Friday, January 29, 2010

Ex 8 for Jan 29

Warfare is not always solely military. Its goal(s) may not always be annihilation. Exodus 8 is about the progress of such a war.

The war had started with a setback after Pharaoh's first meeting (5:1) with the elderly brothers (7:7) Moses and Aaron, a setback summarized in 5:20-23.

We readers have already known the goal of the explicitly war-related actions of the brothers, the people, and God, at least from 3:20 on. Or have we? We can get one impression from Ex 3:8ff., but perhaps quite another from 5:2 and 7:17a. So chapter 8 begins with the opposition "dug in," that is, confident in their side (7:22-23). But they were digging more at this point -- literally (7:24).

This confidence on Pharaoh's part came because of a sense of parity which first shows in 7:11. It was not unanticipated, since the story of the setback has prepared us to understand that this was not a fake war.

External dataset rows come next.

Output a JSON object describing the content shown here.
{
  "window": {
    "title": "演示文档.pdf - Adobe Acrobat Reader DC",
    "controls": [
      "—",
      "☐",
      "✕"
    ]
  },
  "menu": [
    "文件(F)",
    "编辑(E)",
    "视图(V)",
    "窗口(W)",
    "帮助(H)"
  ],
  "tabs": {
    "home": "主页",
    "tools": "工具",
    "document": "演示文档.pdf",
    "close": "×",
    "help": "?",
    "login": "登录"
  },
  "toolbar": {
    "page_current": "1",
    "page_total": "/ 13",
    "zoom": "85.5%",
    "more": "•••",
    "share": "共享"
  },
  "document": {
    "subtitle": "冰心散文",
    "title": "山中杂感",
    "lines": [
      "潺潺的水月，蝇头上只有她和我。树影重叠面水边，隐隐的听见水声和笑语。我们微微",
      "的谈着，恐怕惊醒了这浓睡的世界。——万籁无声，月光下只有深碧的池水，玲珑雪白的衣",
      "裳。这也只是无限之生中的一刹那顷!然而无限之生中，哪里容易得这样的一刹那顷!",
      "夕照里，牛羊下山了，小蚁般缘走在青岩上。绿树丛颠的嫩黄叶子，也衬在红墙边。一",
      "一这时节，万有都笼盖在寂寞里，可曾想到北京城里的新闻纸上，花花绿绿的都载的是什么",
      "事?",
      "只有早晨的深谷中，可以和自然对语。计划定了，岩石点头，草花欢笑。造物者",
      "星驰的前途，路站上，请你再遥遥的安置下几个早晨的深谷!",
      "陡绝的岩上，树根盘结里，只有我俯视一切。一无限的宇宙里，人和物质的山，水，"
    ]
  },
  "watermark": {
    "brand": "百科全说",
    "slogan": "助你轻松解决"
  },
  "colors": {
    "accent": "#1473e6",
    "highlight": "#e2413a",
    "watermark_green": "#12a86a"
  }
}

People have a hard time understanding how if there's a God in a particular war, why that warfare of good and evil is not a fake war. "Isn't God orchestrating it?" people with and without belief in the existence of God ask.

Exodus 8 continues the description of the war that has setbacks, parity, and, as every soldier in wartime knows, odd stretches of time, in which there is nothing going on but what has already happened (7:25). But here in chapter 8 there are more indications of the genuineness of this war.

If the goal of the war is simply Ex 3:20, physical deliverance from Egypt, that's one thing. But if it's also Ex 3:21-22, an alteration within all of Egypt toward the Israelites, and the refutation of 5:9 with changes in the opinion of even Pharaoh from what he articulated in 5:2 -- then, the non-physical aspect of the war is also strategically important.

And that's what we progressively see in that line of description which begins with the startling example of parity, near-parity, or disintegrating parity in 7:11ff.

Chapter 8 continues that theme of the attempt at parity with an event that describes almost the very nature of what happens in conflicts of evil with God: conflict starts off looking like parity, as we saw in 7:11. Then it looks like the parity breaks down, 7:12. Then it looks, in 8:7, like the mimicry has gone wrong somehow, turning itself on its perpetrators, invoking more misery.

We could say that 8:8 describes a portion of this war that people in college call "RealPolitik," involving feigned diplomacy on the part of one side, to get an advantage. But on Moses' side, as part of the ideological, parallel goal, Moses engages honestly, saying what he says to Pharaoh about honor (8:9). (Pharaoh can have honor? which must sound shocking to sergeants.) In 8:10 it is very clear that this warfare is not just physical: this phase is explicitly for Pharaoh to "know that there is no one like the Lord our God." In 8:15 we see the proof that the diplomatic talk by Pharaoh was feigned or retracted.

In the next engagement (8:16-19), the suppliers to Pharaoh not only start believing that what Moses and Aaron do is superior, but that it is from God -- and they voice that belief (8:19). Another echo of the twin goals of this warfare. But Pharaoh is no Nebuchadnezzar: he doesn't change his mind.

In the rest of the chapter, the common warfare themes of pre-warning (by Moses; 8:23), attempt at partial settlement (by Pharaoh; 8:25), leniency (by Moses; 8:29); and retrenchment (by Pharaoh; 8:32) are described. Since this is warfare not only of physical goals, but of ideological goals, it makes some sense that it shares many aspects with other wars with these two aspects, throughout history. But why does GOD do all this? Couldn't God have set the Israelites running like Lot from Sodom and just nuked Egypt? putting up Pharaoh in the equivalent of Zoar? licking his wounds close by and admitting everything God wanted him to admit?

God has a tertiary goal. It is not just the physical goal of rescuing individuals, It is not just the spiritual goal of showing that there is none like Him. God has a third goal.

What is it? A nation? That might be a guess, from 3:8. To demonstrate faithfulness to His covenant with Abraham, etc? That might also be a guess, from 6:4.

Beyond covenant. Identity. God says something to Moses that we haven't seen in the story of the Bible so far, and that, almost in passing, trumps all the above: He tells Moses -- to tell Pharaoh! -- something. "Then you shall say to Pharaoh, 'Thus says the Lord, "Israel is my son, My firstborn. So I said to you, 'let My son go that he may serve Me'; but you have refused to let him go" (Ex 4:23).

In Exodus, God "wins" -- we're getting ahead of ourselves, only in chapter 8, but ... -- God wins, as the Hebrew language often describes it, "in" Israel his son.